James Lockwood-Firth
Automotive Correspondent · May 8, 2026 · 7 min read
The first fully electric Rolls-Royce makes no apology for its scale, its weight, or its extravagance. What it does not make is a sound.
At 2,975 kilograms, the Spectre is heavier than the Spirit of Ecstasy it wears on its prow, heavier than a Range Rover Sport, heavier than almost any other vehicle you could reasonably call a car. And yet, when the charge indicator shows full and the road ahead opens, none of that weight is felt. It simply advances.
Rolls-Royce has been building cars since 1904. The Spectre is the first fully electric one. The decision to electrify — made formally in 2021, with the commitment to go all-electric by 2030 — might seem at odds with a brand whose identity is so bound to the sound of its V12. But the engineers in Goodwood, West Sussex, make a counterintuitive argument: silence is the truest luxury.
In a petrol Rolls, there is always a negotiation. The engine's note is tuned to near-inaudibility, the acoustic glass and multi-layer insulation work in concert to approximate quietude, but the combustion remains, a rumble you feel through the seat if not hear through the air. In the Spectre, that negotiation is over. There is nothing to suppress.

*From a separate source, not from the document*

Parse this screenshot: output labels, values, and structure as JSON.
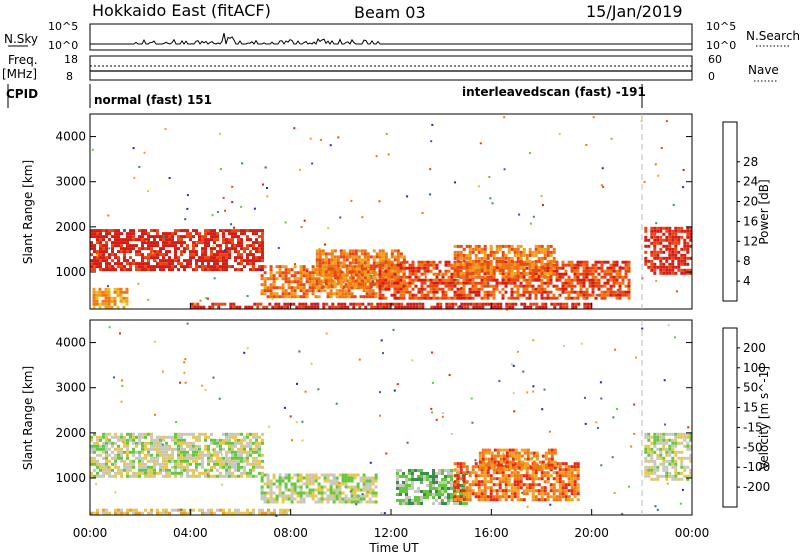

The interior, which Rolls calls the coachroom, is lined in 80 kilograms of acoustic insulation. The result is a cabin where your own heartbeat is audible. Conversations at highway speeds can be conducted at drawing-room volumes.
Power is 585 horsepower distributed across two electric motors, one per axle. The claimed range of 520 kilometers has proven optimistic in cold weather but adequate everywhere else. Charging at 195 kilowatts is quick enough that a 15-minute stop adds 100 kilometers of range.
But the specifications are a distraction. The Spectre is not bought for its range or its 0–100 time (4.5 seconds, for the record). It is bought because it is the most serene car ever made, and because silence, in an increasingly loud world, has become the rarest luxury of all.